The numbers have drawn the attention of Mexico’s government and a host of international non-governmental organizations like Marie Stopes International, which Lopez is a “promotora de salud” – a health promoter – and advocates for sexual health and reproductive rights.
All the organizations are committed to making childbirth safer, but they disagree over how best to do it. The government wants all births to be medically supervised, but NGOs say the problem needs both modern and traditional methods, including midwifery, since many villages are difficult to reach and few have medically trained clinicians.
A long road to care
Lopez’s trip to see Doña Mercedes, for example, required a two-hour taxi ride through the jungle on a precariously curved road, often cloaked in fog, to reach Bochil – a city of fewer than 25,000 in the highlands northeast of San Cristóbal.
The taxi was 60 pesos – just under $5 – each way. Most villagers are farmers making a subsistence living, meaning taxis are a luxury not often utilized, even for a woman in labor.
Even if they could get there, many indigenous people are wary of outside influences, let alone government-run hospitals and clinics staffed by doctors who often don’t speak their languages or understand their culture and rituals.

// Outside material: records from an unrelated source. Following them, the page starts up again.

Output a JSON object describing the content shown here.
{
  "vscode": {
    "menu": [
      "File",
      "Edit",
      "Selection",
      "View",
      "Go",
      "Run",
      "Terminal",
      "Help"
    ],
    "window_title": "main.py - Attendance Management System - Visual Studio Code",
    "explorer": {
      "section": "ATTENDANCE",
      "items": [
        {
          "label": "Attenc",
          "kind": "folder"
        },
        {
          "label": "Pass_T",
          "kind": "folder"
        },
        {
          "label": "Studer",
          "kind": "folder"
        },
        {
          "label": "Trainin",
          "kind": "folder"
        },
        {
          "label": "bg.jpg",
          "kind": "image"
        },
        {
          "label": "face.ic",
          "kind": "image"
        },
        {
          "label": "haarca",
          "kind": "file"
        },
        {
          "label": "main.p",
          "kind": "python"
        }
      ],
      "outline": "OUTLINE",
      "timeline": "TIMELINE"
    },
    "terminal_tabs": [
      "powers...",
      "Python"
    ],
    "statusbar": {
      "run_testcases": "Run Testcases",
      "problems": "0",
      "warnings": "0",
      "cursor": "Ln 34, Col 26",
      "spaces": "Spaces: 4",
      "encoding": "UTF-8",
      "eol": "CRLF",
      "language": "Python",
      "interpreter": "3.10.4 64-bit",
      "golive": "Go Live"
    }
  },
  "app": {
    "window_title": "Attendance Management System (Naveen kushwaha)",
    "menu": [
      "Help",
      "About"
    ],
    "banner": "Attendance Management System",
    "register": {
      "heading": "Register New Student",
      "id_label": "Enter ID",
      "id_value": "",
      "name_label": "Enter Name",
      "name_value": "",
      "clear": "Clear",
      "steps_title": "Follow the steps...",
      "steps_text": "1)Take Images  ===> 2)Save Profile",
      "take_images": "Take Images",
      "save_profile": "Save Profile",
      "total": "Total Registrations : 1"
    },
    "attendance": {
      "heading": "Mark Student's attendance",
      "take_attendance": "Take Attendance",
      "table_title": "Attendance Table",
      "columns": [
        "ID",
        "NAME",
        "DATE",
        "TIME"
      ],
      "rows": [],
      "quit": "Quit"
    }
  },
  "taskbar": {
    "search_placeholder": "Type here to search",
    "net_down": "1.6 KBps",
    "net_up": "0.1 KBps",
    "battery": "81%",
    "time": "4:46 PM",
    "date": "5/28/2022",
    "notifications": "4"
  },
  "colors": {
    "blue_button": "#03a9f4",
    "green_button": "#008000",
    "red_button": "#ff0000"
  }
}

Dr. Marcos Arana of CCESC-DDS, a health advocacy group in Chiapas, said the government policy may be well-intentioned but is woefully uninformed, particularly in regard to the poor and indigenous communities in largely rural Chiapas. Arana said that has led to overcrowded hospitals, low-quality care and a huge spike in cesarean sections.
Arana said the government has taken aim at traditional midwives, claiming they are not qualified to take care of pregnant women. “This has dismantled the liberty of health services in small communities,” Arana said.
He called that policy wrong for Chiapas, where indigenous traditions can conflict with the 21st-century ideals of the government and mestizo upper classes. Arana says a more multicultural approach would “build links of trust” between doctors and traditional healers like midwives.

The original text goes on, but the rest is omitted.